La crise capitaliste et le piège « générationnel » 

De février à avril, la mobilisation spontanée des étudiants et lycéens, rejoints dans une moindre mesure par les salariés, a aboutit à la semi-victoire qu’est le retrait du CPE - revendication qui était la plus médiatisée, mais qui était accompagnée de l’exigence d’abrogation du CNE, du retrait de la loi dite « d’égalité des chances »[1], de l’augmentation du nombre de postes aux concours de l’enseignement, et à partir du 26 mars de l’exigence de démission du gouvernement.

Cette mobilisation encourageante a cependant tendance à entraîner une analyse superficielle, de type « générationnelle », considérant que les jeunes d’aujourd’hui seraient les principales victimes de la crise économique (crise qui n’est en fait qu’une nouvelle manifestation de la crise permanente du capitalisme).

Bien sûr, une très grande majorité de jeunes subit directement la crise du capitalisme, qui se traduit quotidiennement en terme de pauvreté et de précarité. Mais ce n’est qu’une partie de la réalité : le fonctionnement du capitalisme fait que ce sont les « faibles » qui subissent toujours pour l’ensemble du système. Les jeunes, sans contrat protecteur, subissent donc la situation de plein fouet, mais c’est également le cas de millions de chômeurs et de précaires.

Ce serait une erreur de croire que la situation d’une grande partie de la jeunesse serait due à une sorte de « racisme anti-jeunes ». C’est l’immense majorité des êtres humains de la planète qui subit la barbarie du capitalisme, du travail contraint, des idéologies réactionnaires qui contribuent au maintien des inégalités et opposent les exploités entre eux.
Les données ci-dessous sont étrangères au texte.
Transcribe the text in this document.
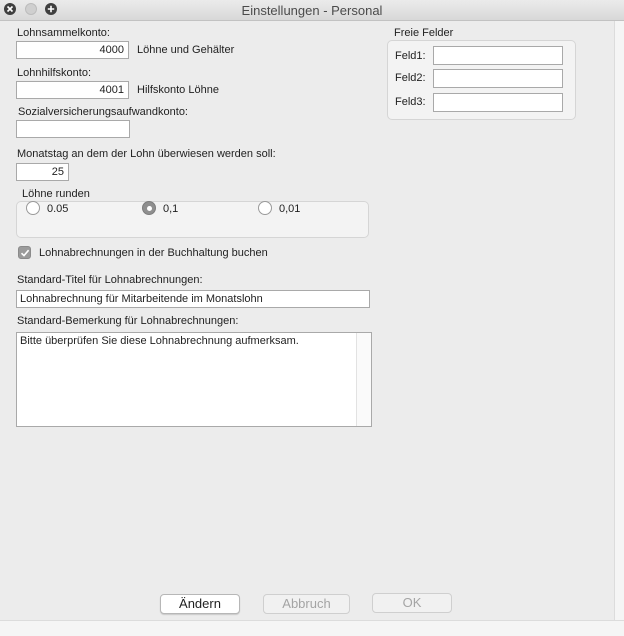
Einstellungen - Personal
Lohnsammelkonto:
4000	Löhne und Gehälter
Lohnhilfskonto:
4001	Hilfskonto Löhne
Sozialversicherungsaufwandkonto:
Monatstag an dem der Lohn überwiesen werden soll:
25
Löhne runden
0.05	0,1	0,01
Lohnabrechnungen in der Buchhaltung buchen
Standard-Titel für Lohnabrechnungen:
Lohnabrechnung für Mitarbeitende im Monatslohn
Standard-Bemerkung für Lohnabrechnungen:
Bitte überprüfen Sie diese Lohnabrechnung aufmerksam.
Freie Felder
Feld1:
Feld2:
Feld3:
Ändern	Abbruch	OK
La situation de la jeunesse doit changer. Mais l’émancipation de la jeunesse ne pourra être véritablement réalisée qu’avec l’émancipation générale des opprimés, par un mouvement démocratique mondial libérant le monde de toutes les formes d’exploitation et de domination. Guy Debord écrivait en octobre 1967 : « La jeunesse révolutionnaire n’a pas d’autre voie que la fusion avec la masse des travailleurs qui, à partir de l’expérience des nouvelles conditions d’exploitation, vont reprendre la lutte pour la domination de leur monde, pour la suppression du travail »[2].

 

[1] Le terme même d’« égalité des chances » étant en soi un moyen de remplacer le concept d’égalité, qui n’est absolument pas une réalité dans le monde actuel - ce qui est logique puisque le principe d’égalité est en contradiction flagrante avec l’organisation présente de la société, qui repose sur l’exploitation d’une majorité par une minorité.

[2] Internationale situationniste, n° 11.